Being comfortable and confident riding takes time and plenty of practice. With traffic, high-speed descents, other cyclists and plenty of unanticipated obstacles to deal with, it can be more than a little stressful.
However, these five basic tips equip you to handle things on the fly:
Timing is the main reason beginners have a hard time getting in and out of clipless pedals. If you wait until you begin to slow down before unclipping, the decrease in speed makes it harder to balance. Similarly, if you try to clip back in too quickly before you’ve got your bike going again, it can also increase your chances of taking a spill.
Here’s the ideal scenario:
- When approaching a stop sign, red light or hazard that will force you to unclip, shift into a gear that makes it easy for you to get going again from a complete stop.
- As you begin to slowly apply the brakes (at least 20 yards away from the stop sign), unclip one foot, but keep it resting on the pedal in the 12 o’clock position. As you stop, place that unclipped foot on the ground, keeping the other foot clipped in the pedal.
- While you wait to begin moving forward again, rotate the foot still clipped in to the pedal to the 10 o’clock position. This will help you push off and gain momentum when it’s time to start going again.
- After a good first push on the pedals, flip the pedal over with the toe of your shoe and slide the cleat in. Don’t feel like you have to get it on the first try. If you can’t get it in or don’t have enough speed to balance the bike yet, circle the pedals again with the foot that’s still clipped in, keeping your other foot on the pedal if possible (it’s OK that it’s not clipped in).

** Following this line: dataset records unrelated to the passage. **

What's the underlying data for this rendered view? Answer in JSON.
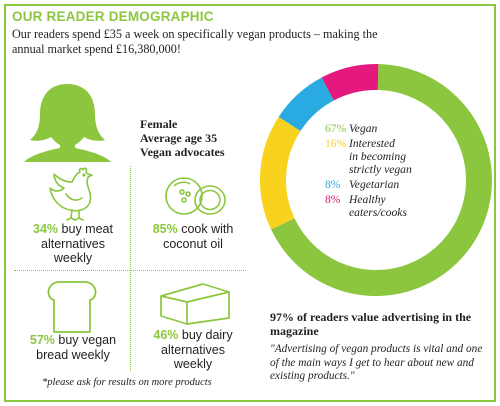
{
  "header": {
    "title": "OUR READER DEMOGRAPHIC",
    "intro": "Our readers spend £35 a week on specifically vegan products – making the annual market spend £16,380,000!"
  },
  "profile": {
    "line1": "Female",
    "line2": "Average age 35",
    "line3": "Vegan advocates"
  },
  "stats": [
    {
      "pct": "34%",
      "text_a": " buy meat",
      "text_b": "alternatives",
      "text_c": "weekly",
      "icon": "chicken-icon"
    },
    {
      "pct": "85%",
      "text_a": " cook with",
      "text_b": "coconut oil",
      "text_c": "",
      "icon": "coconut-icon"
    },
    {
      "pct": "57%",
      "text_a": " buy vegan",
      "text_b": "bread weekly",
      "text_c": "",
      "icon": "bread-icon"
    },
    {
      "pct": "46%",
      "text_a": " buy dairy",
      "text_b": "alternatives",
      "text_c": "weekly",
      "icon": "cheese-icon"
    }
  ],
  "footnote": "*please ask for results on more products",
  "chart_data": {
    "type": "pie",
    "categories": [
      "Vegan",
      "Interested in becoming strictly vegan",
      "Vegetarian",
      "Healthy eaters/cooks"
    ],
    "values": [
      67,
      16,
      8,
      8
    ],
    "labels": [
      {
        "pct": "67%",
        "lines": [
          "Vegan"
        ],
        "color": "#8cc63f"
      },
      {
        "pct": "16%",
        "lines": [
          "Interested",
          "in becoming",
          "strictly vegan"
        ],
        "color": "#f9d21d"
      },
      {
        "pct": "8%",
        "lines": [
          "Vegetarian"
        ],
        "color": "#29abe2"
      },
      {
        "pct": "8%",
        "lines": [
          "Healthy",
          "eaters/cooks"
        ],
        "color": "#e5197d"
      }
    ]
  },
  "advertising": {
    "title": "97% of readers value advertising in the magazine",
    "quote": "\"Advertising of vegan products is vital and one of the main ways I get to hear about new and existing products.\""
  },
  "colors": {
    "accent": "#8cc63f",
    "yellow": "#f9d21d",
    "blue": "#29abe2",
    "pink": "#e5197d"
  }
}
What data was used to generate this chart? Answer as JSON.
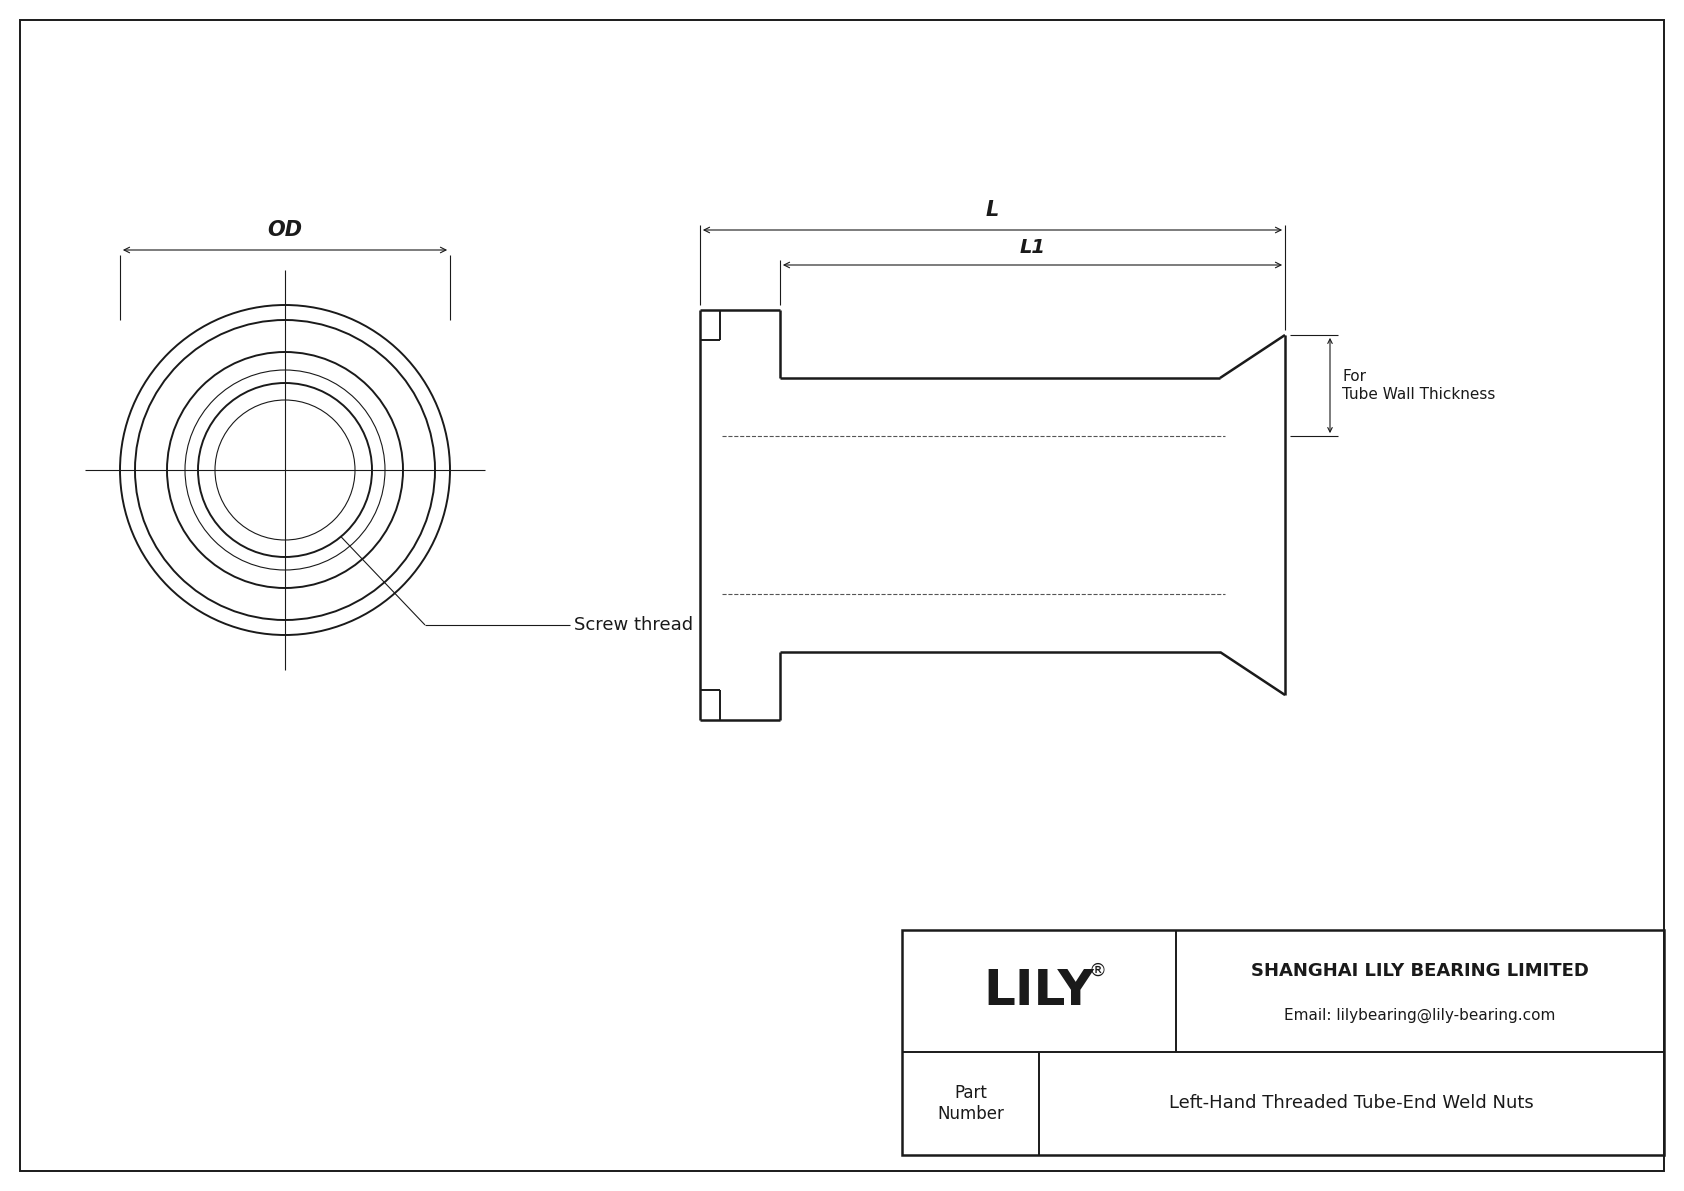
{
  "bg_color": "#ffffff",
  "line_color": "#1a1a1a",
  "title": "Left-Hand Threaded Tube-End Weld Nuts",
  "company": "SHANGHAI LILY BEARING LIMITED",
  "email": "Email: lilybearing@lily-bearing.com",
  "part_label": "Part\nNumber",
  "lily_text": "LILY",
  "registered": "®",
  "screw_thread_label": "Screw thread",
  "od_label": "OD",
  "l_label": "L",
  "l1_label": "L1",
  "for_label": "For\nTube Wall Thickness",
  "fig_width": 16.84,
  "fig_height": 11.91
}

The additional speed should make balancing easier and give you a little more time to get your foot in.
In addition to cars, pedestrians and obstacles, cyclists also have to deal with other cyclists. Assuming everyone is riding with the flow of traffic (which is the law), to avoid a collision you should also use common courtesy and alert other cyclists of your intentions before you invade their space on the road.
When you’re about a bike’s length behind another cyclist, call out “on your left.” This signals to the rider on the road to hold their position, move to the right if possible and prevent accidently drifting into the space you intend to occupy. As you merge back into the bike lane or far right of the road, make sure you have at least another bike length distance ahead of the other cyclist. Merging too soon can cut off the other cyclist and potentially cause an accident if you clip their front wheel.

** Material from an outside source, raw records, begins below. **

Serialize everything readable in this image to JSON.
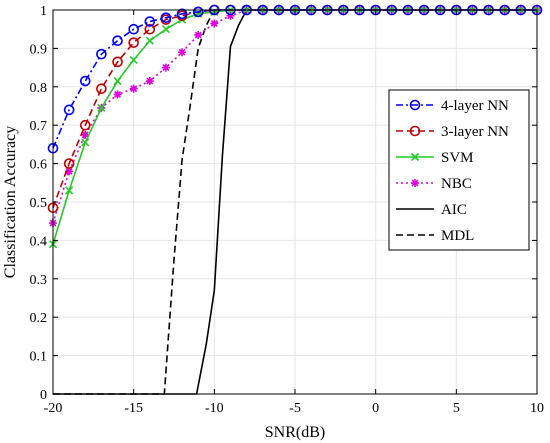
{
  "chart_data": {
    "type": "line",
    "title": "",
    "xlabel": "SNR(dB)",
    "ylabel": "Classification Accuracy",
    "xlim": [
      -20,
      10
    ],
    "ylim": [
      0,
      1
    ],
    "xticks": [
      -20,
      -15,
      -10,
      -5,
      0,
      5,
      10
    ],
    "yticks": [
      0,
      0.1,
      0.2,
      0.3,
      0.4,
      0.5,
      0.6,
      0.7,
      0.8,
      0.9,
      1
    ],
    "xtick_labels": [
      "-20",
      "-15",
      "-10",
      "-5",
      "0",
      "5",
      "10"
    ],
    "ytick_labels": [
      "0",
      "0.1",
      "0.2",
      "0.3",
      "0.4",
      "0.5",
      "0.6",
      "0.7",
      "0.8",
      "0.9",
      "1"
    ],
    "grid": true,
    "legend_position": "right",
    "series": [
      {
        "name": "4-layer NN",
        "color": "#0000ff",
        "line": "dashdot",
        "marker": "circle",
        "x": [
          -20,
          -19,
          -18,
          -17,
          -16,
          -15,
          -14,
          -13,
          -12,
          -11,
          -10,
          -9,
          -8,
          -7,
          -6,
          -5,
          -4,
          -3,
          -2,
          -1,
          0,
          1,
          2,
          3,
          4,
          5,
          6,
          7,
          8,
          9,
          10
        ],
        "y": [
          0.64,
          0.74,
          0.815,
          0.885,
          0.92,
          0.95,
          0.97,
          0.98,
          0.99,
          0.995,
          1,
          1,
          1,
          1,
          1,
          1,
          1,
          1,
          1,
          1,
          1,
          1,
          1,
          1,
          1,
          1,
          1,
          1,
          1,
          1,
          1
        ]
      },
      {
        "name": "3-layer NN",
        "color": "#c00000",
        "line": "dashed",
        "marker": "circle",
        "x": [
          -20,
          -19,
          -18,
          -17,
          -16,
          -15,
          -14,
          -13,
          -12,
          -11,
          -10,
          -9,
          -8,
          -7,
          -6,
          -5,
          -4,
          -3,
          -2,
          -1,
          0,
          1,
          2,
          3,
          4,
          5,
          6,
          7,
          8,
          9,
          10
        ],
        "y": [
          0.485,
          0.6,
          0.7,
          0.795,
          0.865,
          0.915,
          0.95,
          0.975,
          0.985,
          0.995,
          1,
          1,
          1,
          1,
          1,
          1,
          1,
          1,
          1,
          1,
          1,
          1,
          1,
          1,
          1,
          1,
          1,
          1,
          1,
          1,
          1
        ]
      },
      {
        "name": "SVM",
        "color": "#22cc22",
        "line": "solid",
        "marker": "x",
        "x": [
          -20,
          -19,
          -18,
          -17,
          -16,
          -15,
          -14,
          -13,
          -12,
          -11,
          -10,
          -9,
          -8,
          -7,
          -6,
          -5,
          -4,
          -3,
          -2,
          -1,
          0,
          1,
          2,
          3,
          4,
          5,
          6,
          7,
          8,
          9,
          10
        ],
        "y": [
          0.39,
          0.53,
          0.655,
          0.745,
          0.815,
          0.87,
          0.92,
          0.95,
          0.975,
          0.99,
          0.995,
          1,
          1,
          1,
          1,
          1,
          1,
          1,
          1,
          1,
          1,
          1,
          1,
          1,
          1,
          1,
          1,
          1,
          1,
          1,
          1
        ]
      },
      {
        "name": "NBC",
        "color": "#dd00dd",
        "line": "dotted",
        "marker": "star",
        "x": [
          -20,
          -19,
          -18,
          -17,
          -16,
          -15,
          -14,
          -13,
          -12,
          -11,
          -10,
          -9,
          -8,
          -7,
          -6,
          -5,
          -4,
          -3,
          -2,
          -1,
          0,
          1,
          2,
          3,
          4,
          5,
          6,
          7,
          8,
          9,
          10
        ],
        "y": [
          0.445,
          0.58,
          0.675,
          0.745,
          0.78,
          0.795,
          0.815,
          0.85,
          0.89,
          0.935,
          0.965,
          0.985,
          1,
          1,
          1,
          1,
          1,
          1,
          1,
          1,
          1,
          1,
          1,
          1,
          1,
          1,
          1,
          1,
          1,
          1,
          1
        ]
      },
      {
        "name": "AIC",
        "color": "#000000",
        "line": "solid",
        "marker": "none",
        "x": [
          -20,
          -11.1,
          -10.5,
          -10,
          -9.5,
          -9,
          -8.5,
          -8,
          10
        ],
        "y": [
          0,
          0,
          0.13,
          0.27,
          0.62,
          0.905,
          0.96,
          1,
          1
        ]
      },
      {
        "name": "MDL",
        "color": "#000000",
        "line": "dashed",
        "marker": "none",
        "x": [
          -20,
          -13.1,
          -12.5,
          -12,
          -11.5,
          -11,
          -10.5,
          -10,
          10
        ],
        "y": [
          0,
          0,
          0.35,
          0.61,
          0.75,
          0.9,
          0.96,
          1,
          1
        ]
      }
    ]
  }
}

To ride safely in a paceline, you need to work together. Since the cyclist in front can see the road ahead much better than those following, it’s important to get into the habit of signaling whenever you see an obstacle or hazard that can potentially harm anyone riding in the group.
Here are some examples of dangers you’ll want to point out:
- Debris like gravel, sand, glass or anything else that might cause a puncture.
- Vehicles turning in front of you.
- The need to slow down.
- Approaching turns or stops.
- Obstacles in the shoulder, such as a pedestrian, another cyclist, garbage can or an open car door.
If you aren’t sure how to signal for obstacles and turns, use this guide.
Whether you’re an experienced cyclist or a beginner, heading downhill at high speeds can be unnerving. Since descending safely should be your number 1 priority, here are a few things you can do to improve your comfort, confidence and control over the bike as you maintain your speed:
- Shift into your big ring as soon as you crest the top of the climb.
- Move your hands from the hoods or bar tops to the drops before you gain speed. This places your hands closer to the brakes, lowers your center of gravity for better balance and gives you more control over the bike.
- Relax for better bike-handling. A tense neck, shoulder, arms and hands can cause you to grip the bars tighter than you should and lead to fatigue and poor reaction time to upcoming hazards. Take deep breaths when you feel yourself tensing up. Shake out your arms, relax your face and hands — and remember to look up the road with your eyes instead of craning your neck.
- Control your bike by leaning your bike and not your body. Keep your weight centered over your bike and keep your outside leg straight (inside foot up) as you lean into corners. This helps with balance and keeps your inside foot from contacting the pavement.
- Being nervous on descents instead of relaxing can cause you to brake more than you probably should. If you’re using rim brakes, frequent braking on a long descent can cause your rims to heat up. When the rims get hot enough, the tire can explode off the rim. With disc brakes this is not a concern.
Proper braking is a technique that can help you maintain your speed and make you safer. In sharp corners such as on a hairpin bend on a descent, you’ll want to use your brakes to slow to a safe speed before you lean the bike in the corner. Braking in the corner can cause your bike to go upright, forcing you off your line. As you exit a corner, accelerate to get back up to speed.
In wet conditions, you’ll have less traction and won’t be able to lean into the corner as much. Decrease your speed more than you would normally before entering the corner and keep the bike a little more upright.